In the stands, Kim Collins, 52, a mother of two, has been thinking a lot about that pattern. She worries for her son when he goes jogging like Ahmaud Arbery, a 25-year-old Black man who was chased and fatally shot by armed white men in Georgia in February. Her daughter attended the same university as Sandra Bland, a 28-year-old Black woman found hanged in a Texas jail cell in 2015 after being arrested during a traffic stop.

As a Black woman, Harris could relate to Collins’s Black family, she said.

“I can see my son and my husband’s face with a knee to their neck,” Collins said, alluding to the police killing of Floyd. “There’s always going to be racism. But since [Trump] took office, it seems it has been given license to raise its ugly head.”

A few rows back, Kirsten Aymer, 40, who is white, has been hoping for a female president since she was 5 and was crushed on election night in 2016 when Hillary Clinton lost to Trump.

“Being a woman of color, being a woman in the law profession, being a woman on the Hill, she’s constantly in places where people don’t want her — and she goes anyway,” said Aymer, 40, a sales director who dropped off her three children with her husband after work so she could snag a seat up front at the stadium to see Harris. “She takes a firm stand, and I really admire that.”
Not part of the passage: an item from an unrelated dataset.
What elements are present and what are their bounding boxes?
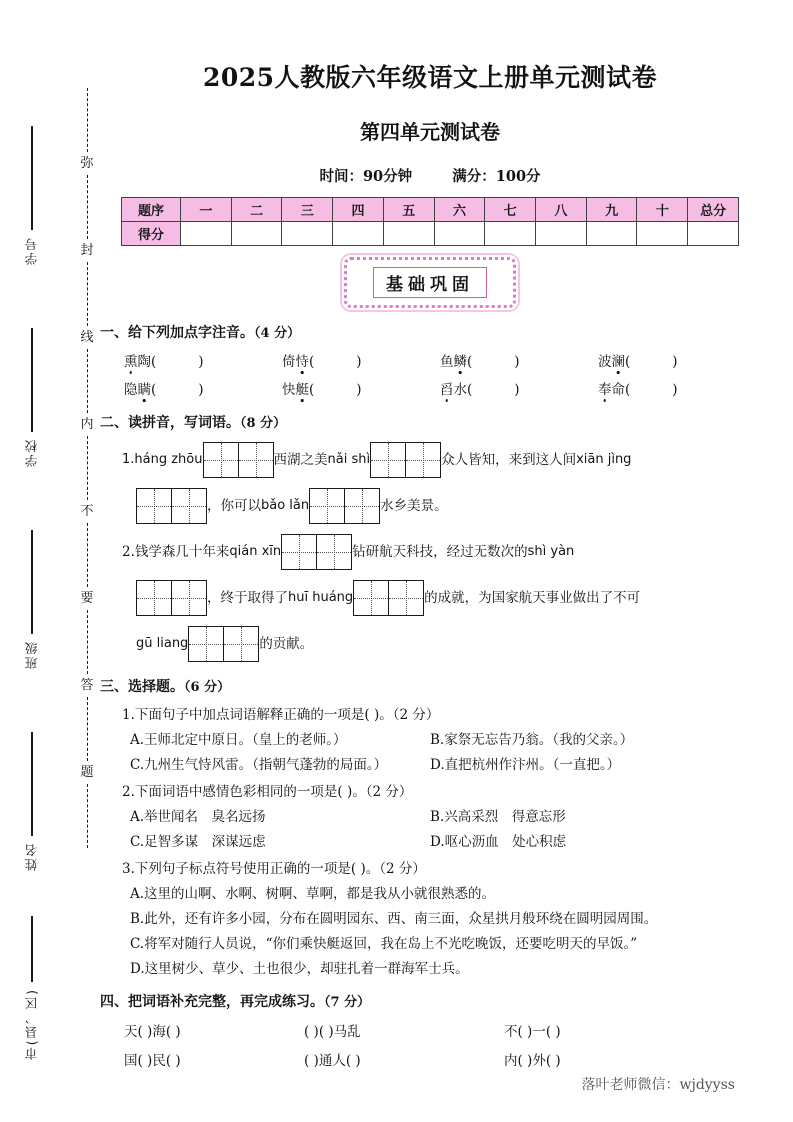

The memory of Clinton’s loss wasn’t too far away from Erica Funk’s mind, or from where she sat with her 19-year-old daughter Kimberly. She and a friend had been at a bar just around the corner in 2016 to watch what they expected to be the election of the first female president.

“The night started with all this energy, excitement, and optimism,” said Funk, 55, a Presbyterian pastor. But hour by hour, as Clinton lost state after state, the cheering stopped, the room grew empty. She drove home in tears.

Funk doesn’t want to set herself up for that devastation again, so she is tempering her excitement for the Biden-Harris ticket. But in Harris, she said, she saw a glimmer of hope she also doesn’t want to lose.